Increasing collaborations, demonstrations, outreach
For now, when a visitor types in a message in the Stevens library kiosk, it can be made to appear simultaneously and securely at a terminal in the QuEST lab or the Hanlon financial lab. (A monitor in the library also signals and displays the random arrival of single photons.)
"We wanted to make this fun," says Nguyen, who designed and maintains the kiosk as part of her contribution to the project. "We want people to touch this technology and begin to get interested in it and perhaps join us to participate in future iterations of the research."
In that vein, as research continues to develop further ways of scaling up the pilot network and keeping it cost-effective, Huang says Stevens' effort will draw in increasingly interdisciplinary collaborators — both from across campus and from external partners — as time goes on.
"When we established this project, we wanted to greatly involve students from other departments beyond just physics, including computer science, electrical engineering, mechanical engineering and financial engineering, and we have begun to do so.
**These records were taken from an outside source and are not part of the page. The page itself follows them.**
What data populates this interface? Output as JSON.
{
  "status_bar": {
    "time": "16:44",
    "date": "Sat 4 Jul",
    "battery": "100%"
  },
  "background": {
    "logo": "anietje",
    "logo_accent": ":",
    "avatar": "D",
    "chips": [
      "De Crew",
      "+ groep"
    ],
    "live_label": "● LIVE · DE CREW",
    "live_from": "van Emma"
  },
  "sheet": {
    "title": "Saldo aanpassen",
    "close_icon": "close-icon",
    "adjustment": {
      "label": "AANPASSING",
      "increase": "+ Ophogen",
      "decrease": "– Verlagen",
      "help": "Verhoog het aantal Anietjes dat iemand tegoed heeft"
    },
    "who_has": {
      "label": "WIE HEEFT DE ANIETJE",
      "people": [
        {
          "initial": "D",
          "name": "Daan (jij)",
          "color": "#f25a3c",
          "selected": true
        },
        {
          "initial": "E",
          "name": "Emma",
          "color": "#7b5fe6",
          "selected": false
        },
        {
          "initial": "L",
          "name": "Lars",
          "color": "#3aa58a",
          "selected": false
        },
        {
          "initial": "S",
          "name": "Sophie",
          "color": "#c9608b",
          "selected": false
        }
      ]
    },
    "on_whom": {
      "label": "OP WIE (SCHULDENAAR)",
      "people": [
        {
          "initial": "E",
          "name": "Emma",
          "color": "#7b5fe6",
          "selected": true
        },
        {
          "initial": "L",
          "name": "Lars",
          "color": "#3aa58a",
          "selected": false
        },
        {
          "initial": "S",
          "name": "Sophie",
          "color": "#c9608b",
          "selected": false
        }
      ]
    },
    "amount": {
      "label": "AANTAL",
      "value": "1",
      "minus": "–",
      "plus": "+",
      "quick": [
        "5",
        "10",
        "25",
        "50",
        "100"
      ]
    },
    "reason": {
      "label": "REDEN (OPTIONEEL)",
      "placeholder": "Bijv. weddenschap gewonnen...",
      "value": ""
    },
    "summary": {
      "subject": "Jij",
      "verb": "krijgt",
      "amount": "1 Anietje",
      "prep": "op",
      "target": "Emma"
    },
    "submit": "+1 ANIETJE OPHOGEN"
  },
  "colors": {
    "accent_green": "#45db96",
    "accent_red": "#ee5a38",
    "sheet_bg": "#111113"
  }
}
This work opens another door to these students and helps guide them to futures in technology; when they graduate they are a step ahead of their peers from other institutions."
That collaboration will continue to grow and evolve, taking in additional faculty as well.
"What we are building," concludes Huang, "is really a platform that we can invite students and researchers from many different backgrounds to collectively look into the advantages and challenges of this technology, which is going to become huge. We know we cannot solve all the quantum problems ourselves, so we need to bring lots of talented people on board — and who knows what great ideas they will have to solve those grand challenges?"